Dengan menjadikan al-Quran sebagai
basis pembelajaran, akan menghindarkan peserta didik dari sekulasrisasi ilmu
pengetahuan dan akan terbentuk sebuah pengetahuan yang terintegral dengan al-Quran.
Peserta didik diharapkan akan menjadi scientis yang Qurani (Ahmad Rivauzi, 2014: 441).
Dengan ditupkannya ruh oleh Allah
menjadikan manusia memiliki sifat-sifat ketuhanan yang cenderung pada
kebenaran. Hal inilah yang menjadikan manusia itu menjadi istimewa dibanding
makhluk lain. Inilah yang disebut dengan fitrah yang hanif(Ahmad Rivauzi, 2015: 213).
Menurut
Al-Ghazali, nafs sama dengan ruh. Dia menyebutnya dengan ruh-ruhani.
Nafs memiliki sifat tanah (al-Thiniyyat) dan api (al-nariyyah),
sedangkan ruh bersifat seperti cahaya (al-nuriyyah) dan ruhani (al-ruhaniyyah.
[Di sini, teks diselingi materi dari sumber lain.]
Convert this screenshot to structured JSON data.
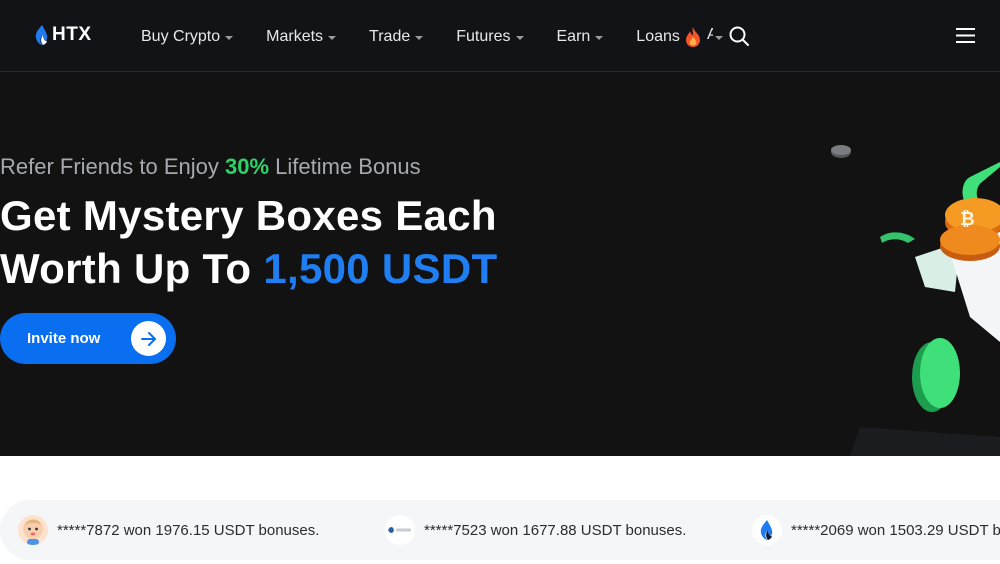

Nafs bersifat kemanusiian (al-nasutiyyah), sedang ruh bersifat ketuhanan
(al-lahutiyyah). Sehingga Ibn Qayyim menyimpulkan bahwa ruh dan nafs
itu merupakan substansi yang sama, tetapi berbeda sifatnya. Kesimpulan ini sama
dengan pandangan Ikhwan al-Shafa tentang kesamaan hakikat atau substansi ruh
dengan nafs (Ahmad Rivauzi, 2015: 213)..
Muhammad Quthb juga menegaskan, manusia merupakan
perpaduan antara jasad dan ruh. Islam di samping yakin akan adanya aspek
jasmani dan ruh dengan berbagai kebutuhan dan daya setiap pada setiap aspek tersebut,
Islam juga menjelaskan pula tentang kesatuan dan keterpaduan wujud manusia
tersebut, dan tidak mungkinnya dipisah-pisahkan satu dengan yang lain fitrah
sempurna yang berjalan menurut garis yang telah diciptakan Allah SWT tersebut (Ahmad Rivauzi, 2015: 213)..
Ruh adalah bagian manusia yang paling mulia karena ia
adalah tiupan dari Allah SWT., ia harus dididik dengan tujuan untuk mempermudah
jalan dihadapannya untuk bermakrifat kepada Allah SWT dan membiasakannya
serta melatihnya untuk benar-benar ibadah kepada Allah SWT. Dalam konteks
inilah pendidikan dan pembelajaran menempati peran yang sangat penting. Dengan
pendidikan dan pembelajaran, ruh (nafs)
dapat terpelihara kesuciannya dari pengaruh sifat-sifat materila seperti
binatang, berkembang potensinya, berobah prilakunya dari ammarah, lawwamah
menjadi muthmainnah. Inilah yang dimaksudkan dengan teori belajar al-Nafs (Ahmad Rivauzi, 2015: 213-214)..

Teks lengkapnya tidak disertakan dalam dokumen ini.